Distributed spatial simulations commonly employ Bulk Synchronous Parallel model (BSP) implementation. However, implementations using BSP are usually fraught with the straggler problem, where the delay of any worker slows down the entire system. Random stragglers commonly occur due to many reasons: imbalanced workload, operating system scheduling, or communication delays. The straggler problem is further exasperated with increasing parallelism. To reduce the straggler problem and preserve simplicity and scalability advantages of the BSP model, we propose a new parallel model, which we call Priority Asynchronous Parallel (PAP) model. PAP exploits data dependencies of parallel processes to be computed and synchronized based on data priority to the other workers.
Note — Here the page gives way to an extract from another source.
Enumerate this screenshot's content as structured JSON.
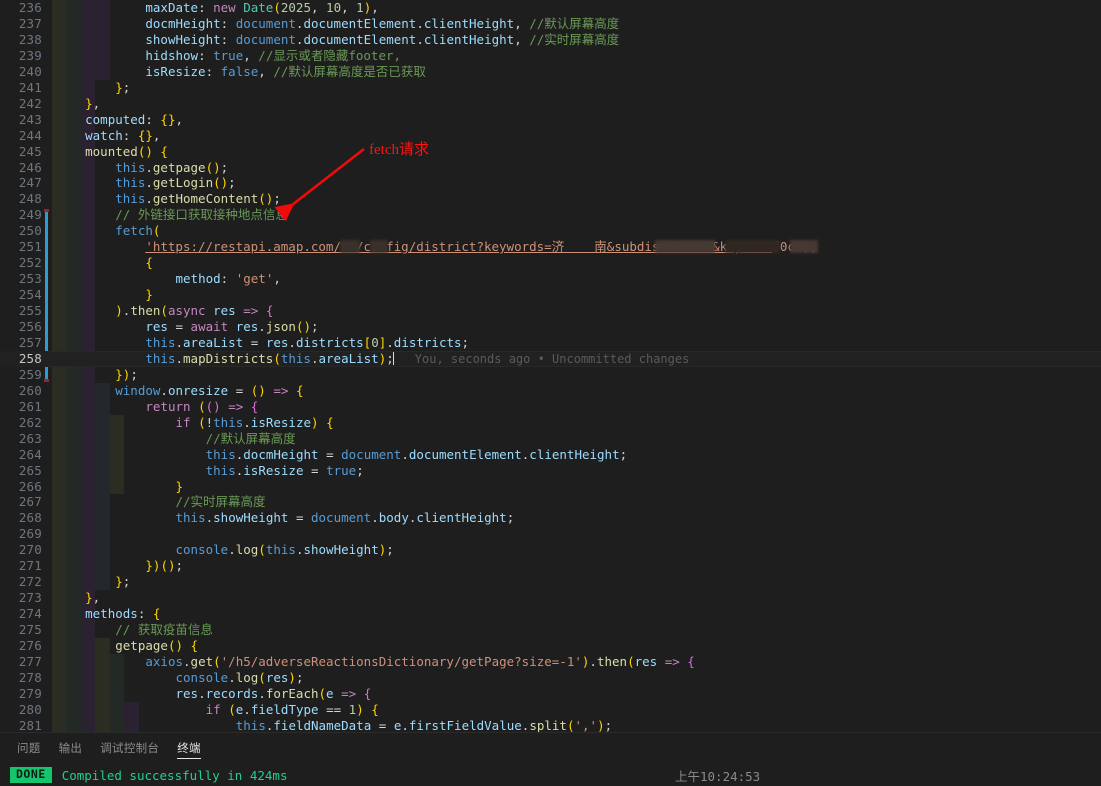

For further computational improvement, we develop a load balancing and partitioning method, called GridGraph that utilizes the spatial and connectivity properties of the simulation space to reduce the size of exchanged data in addition to balancing the workload among workers. The proposed schemes are implemented and evaluated in a microscopic traffic simulator. Running traffic simulation for Melbourne, Beijing, and New York cities on 80 workers, the simulation achieves a performance speedup of around 47.4% for Melbourne, 52.18% for Beijing, and 65.84% for New York, using PAP model combined with GridGraph partitioning compared to BSP model.
利用数据依赖减轻分布式空间模拟中的掉队者
分布式空间仿真通常采用批量同步并行模型(Bulk Synchronous Parallel model, BSP)实现。然而,使用BSP的实现通常充满了掉队问题,其中任何工作线程的延迟都会减慢整个系统的速度。随机掉队的发生通常有很多原因:工作负载不平衡、操作系统调度或通信延迟。随着并行度的增加,离散问题进一步恶化。为了减少离散者问题,并保持BSP模型的简单性和可扩展性优势,我们提出了一种新的并行模型,我们称之为优先级异步并行(PAP)模型。PAP利用并行进程的数据依赖性,根据数据优先级对其他工作进行计算和同步。为了进一步的计算改进,我们开发了一种负载平衡和分区方法,称为GridGraph,它利用模拟空间的空间和连接属性来减少交换数据的大小,同时平衡工作人员之间的工作负载。在微观交通模拟器中对所提出的方案进行了实现和评估。通过对墨尔本、北京和纽约的80名工作人员进行交通模拟,与BSP模型相比,使用PAP模型结合GridGraph划分,墨尔本的性能加速约为47.4%,北京为52.18%,纽约为65.84%。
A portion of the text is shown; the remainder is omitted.